Terry Jastrow’s well-intentioned but somewhat lumpen play imagines what happened during the Connecticut encounter, his treatment of the title character (played here by his wife, Anne Archer of Fatal Attraction fame) informed by the fact that he retraced the actor/activist’s steps in Hanoi and talked to her hosts and guides in an effort to ascertain what she actually did – and indeed, what would have been possible for her to do, given the circumstances. He also interviewed Fonda herself, who otherwise has no association with the piece. The confrontational format – five very angry men (in reality, it was 26), who are still struggling with the emotional and physical repercussions of the war, versus a superstar who is perhaps too confident that they will be placated by hearing her side of the story – bursts with dramatic potential. But Joe Harmston’s production, though strongly cast, is unable to disguise how rarely the play flares into unpredictable life.

Portraying 1980s-vintage Fonda, Archer starts off as the picture of haughty calm and grace verging on smugness, with her sleek coiffure and impeccably smart-casual outfit.
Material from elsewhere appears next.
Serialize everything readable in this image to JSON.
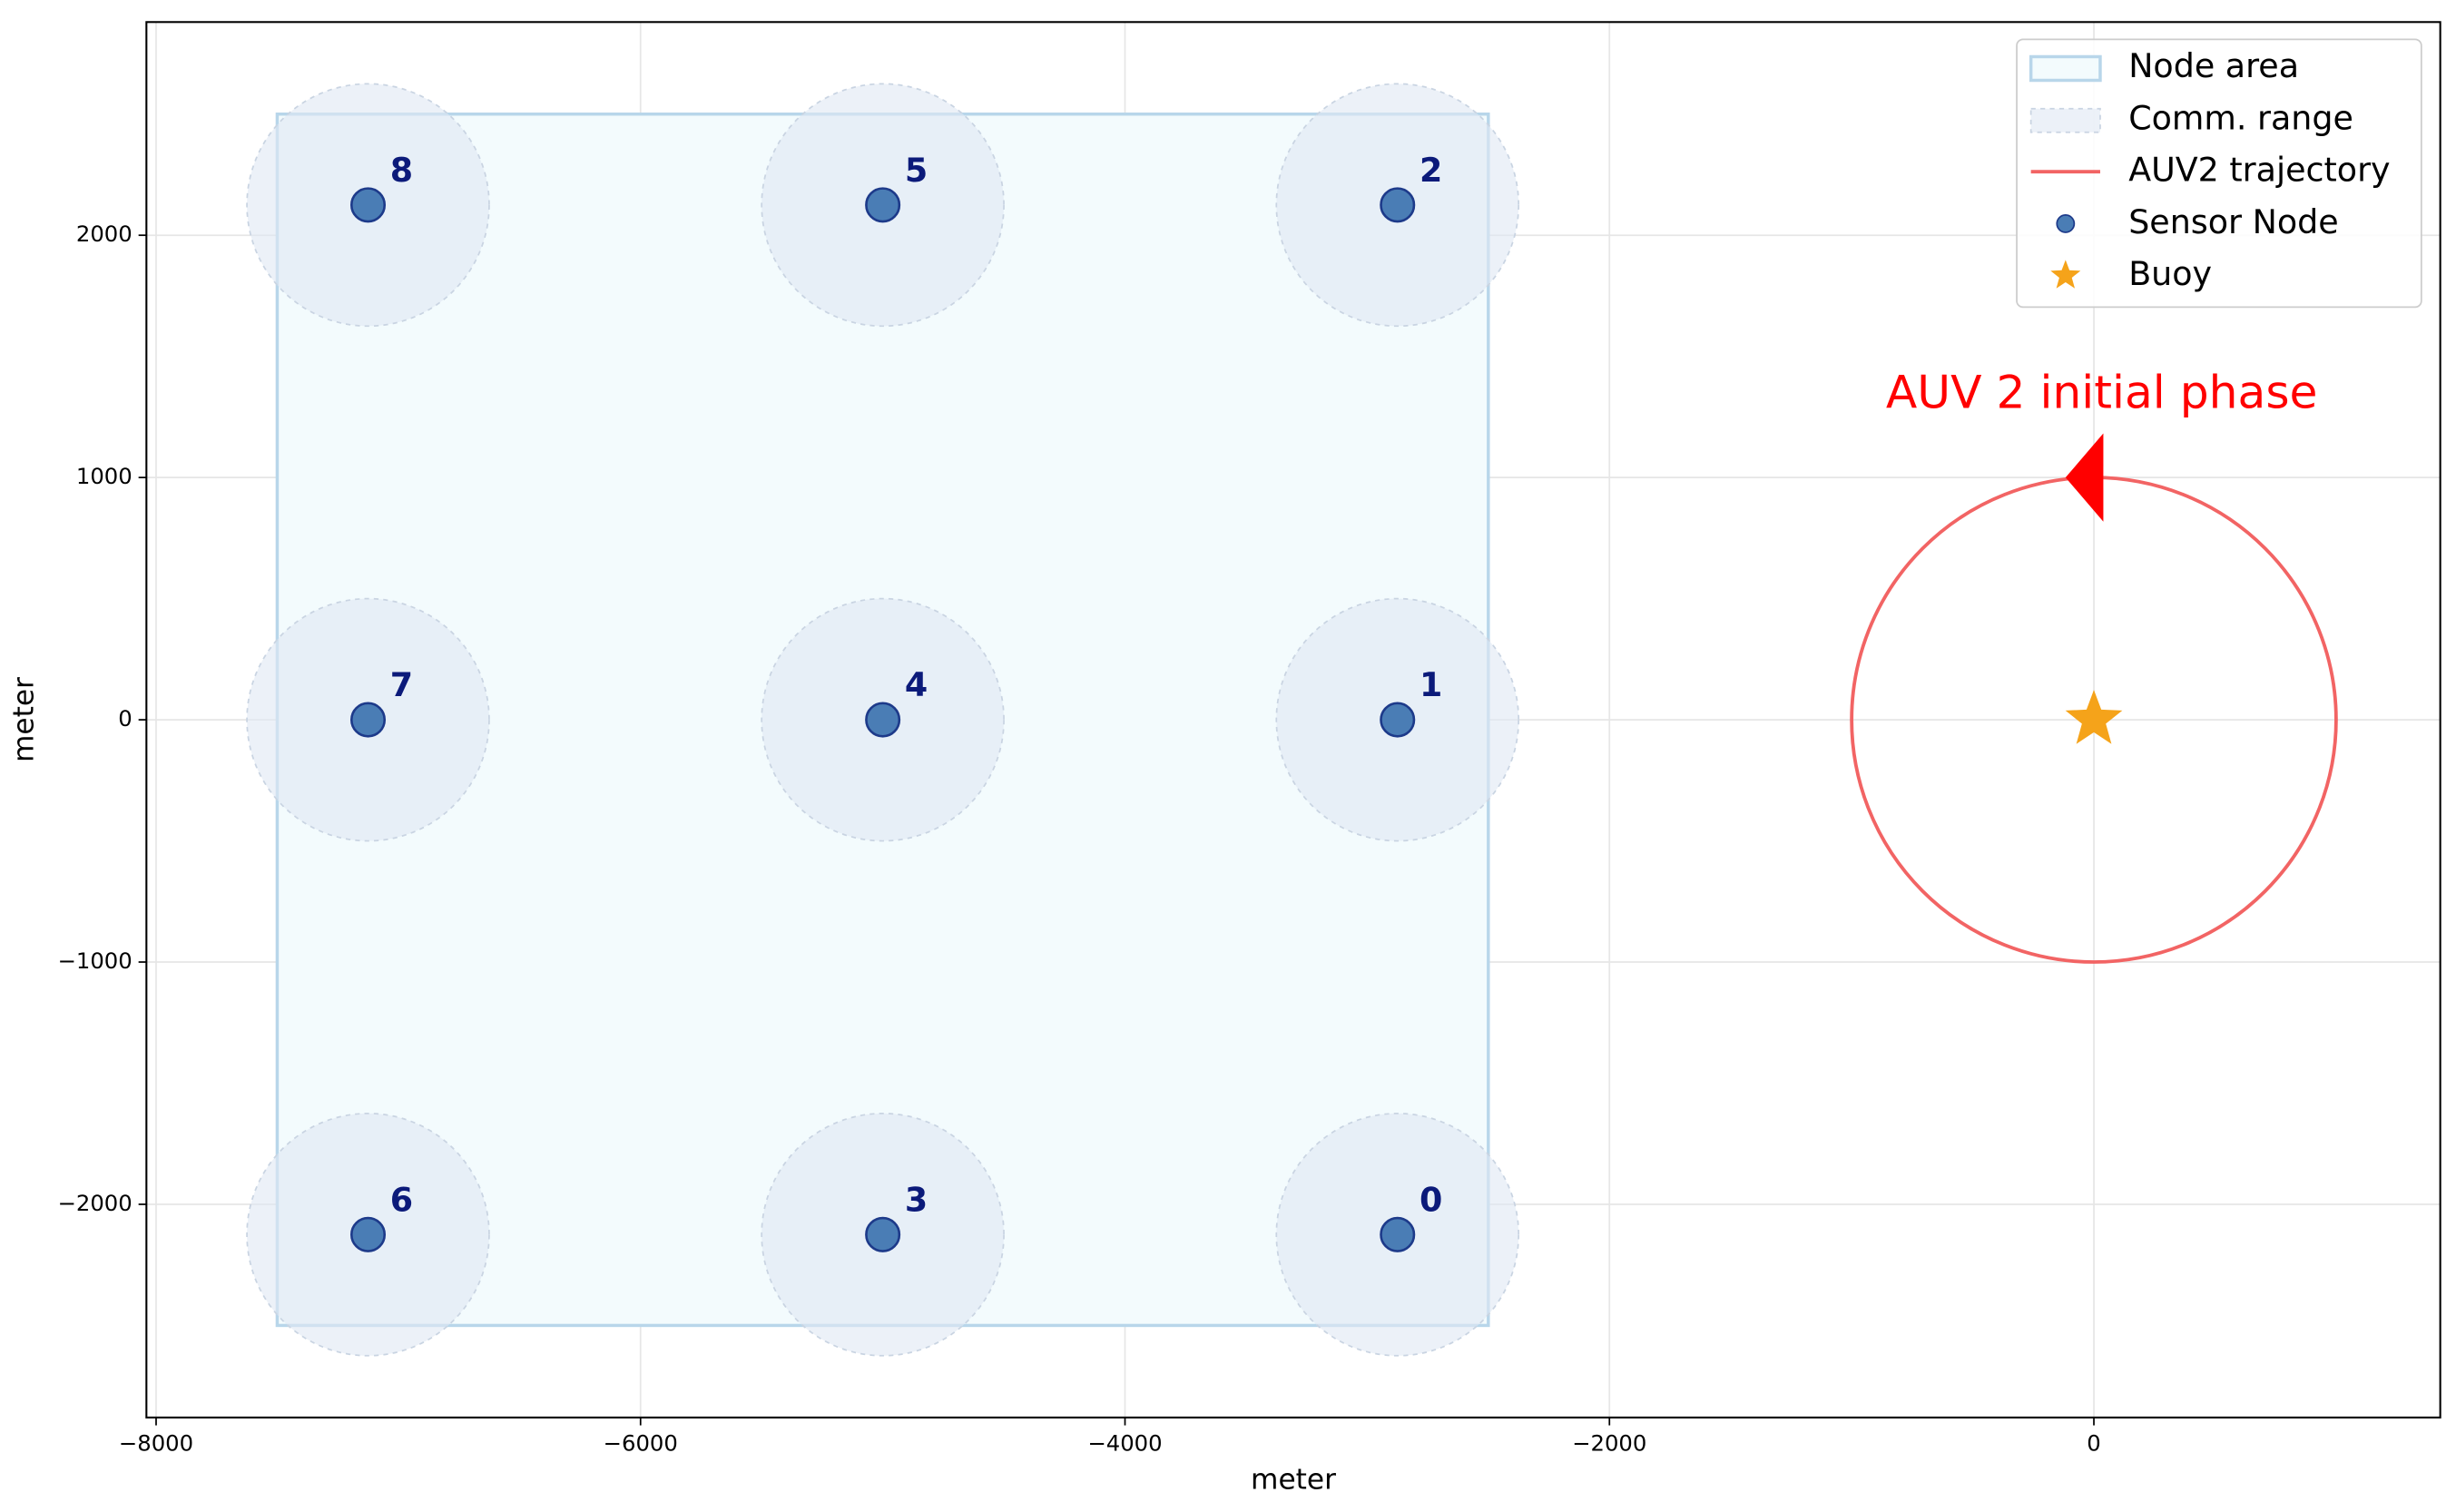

It is excessively difficult, though, to relate this person to the figure on the fascinating archive footage that we see. The video clips are, in truth, the most vital part of the evening, covering not just Fonda’s activities but summoning up the entire shameful era – the Kent State shootings in 1970, say, or a chilling audio sequence between Nixon and Kissinger about bombing strategies. It was to bear witness to the hushed-up US bombing of the country’s lifeline of dykes that Fonda agreed to make the two-week trip to North Vietnam.

The problem, however, in this research-heavy piece is that Fonda sounds too unruffled by the current combustible situation as she gives the men a fluent lecture on her politicisation and the growth of the anti-war movement, and the vets come across as types rather than fully fleshed-out individuals. So the turning point feels mechanical rather than cathartic when Fonda, now realising the true depth of the hurt she has caused, apologises for the fact that, in being anti-war, she gave the impression of being anti-soldier too, as in her pious broadcasts to American military on Radio Hanoi, and for her mortifying naivete in allowing herself to be photographed in what she now concedes was a set-up by the North Vietnamese. There’s a similar over-schematic air (“I don't know why I am telling you this, except that you have spoken from the heart. Now I speak from mine”) when the vets start to confess to their own doubts and failures, therapy-group fashion, almost as if with post-Iraq hindsight. Worthy and informative but rather pedestrian.